An interesting number theory question for math contest training $x^2+x=2y^3$ (finding integer solutions)

Question

This question is in one of my old notebook and I marked it as a solved problem. However, somehow I can't remember the proof or maybe my solution in the past was wrong. The first thing I tried is to muptiply both sides by 4 and then plus to get the equation to the form: $(2x+1)^2=(2y+1)(4y^2-2y+1)$. There are 2 cases, if $2y+1$ and $4y^2-2y+1$ are coprime then the rest is easy. However, if $gcd(2y+1,4y^2-2y+1)=3$, I have tried multiple ways and failed to finish the proof.
Any help would be greatly appreciated.

Answer 1

Welcome.

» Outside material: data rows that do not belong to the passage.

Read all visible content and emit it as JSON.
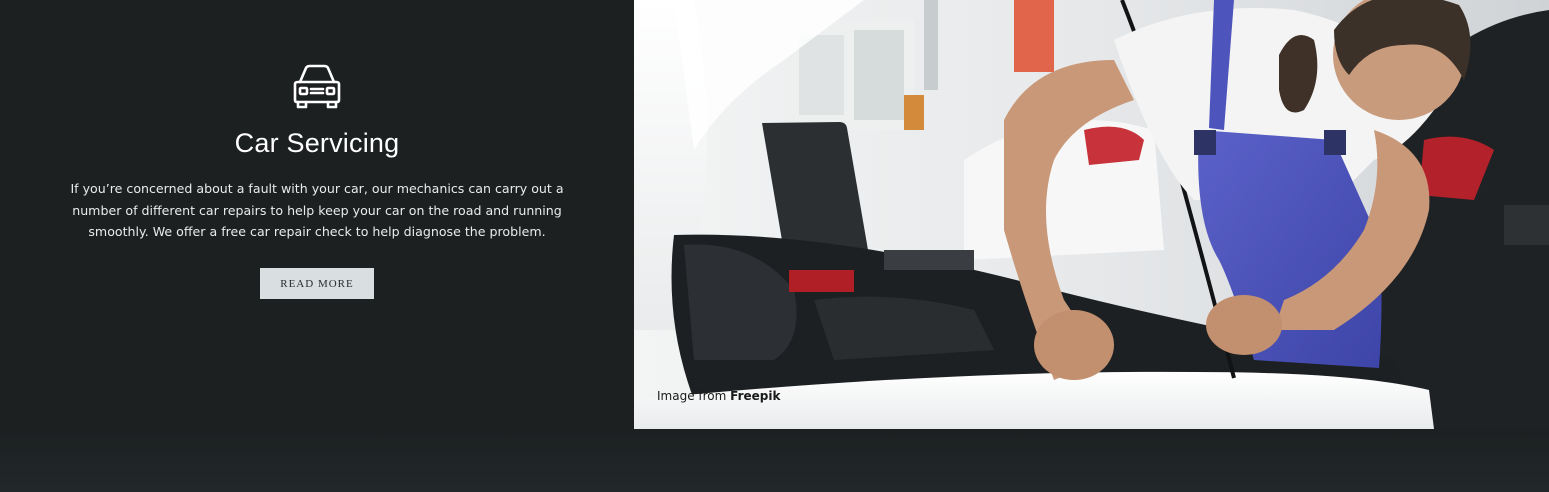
{
  "service": {
    "icon": "car-icon",
    "title": "Car Servicing",
    "description": "If you’re concerned about a fault with your car, our mechanics can carry out a number of different car repairs to help keep your car on the road and running smoothly. We offer a free car repair check to help diagnose the problem.",
    "button_label": "READ MORE"
  },
  "photo": {
    "credit_prefix": "Image from",
    "credit_source": "Freepik"
  },
  "colors": {
    "panel_background": "#1c2021",
    "button_background": "#d9dee0",
    "title_text": "#ffffff"
  }
}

You can simply solve this equation:

$x^2+x-2y^3=0$

$\Delta=1+8y^3$

$y=1$ ⇒ $\Delta=9$ ⇒ $x=1$ and $x=-2$

I think these are only integer solutions. you can work on $\Delta$ for various values of y.

Answer 2

Multiply by $4$ to get: $$(2x+1)^2-1=(2y)^3$$
It is known since Euler that this equation(check page 6) implies $2y=0, 2, -1$. Therefore, $y=0$ and $x=-1$ or $y=1$ and $x=1$.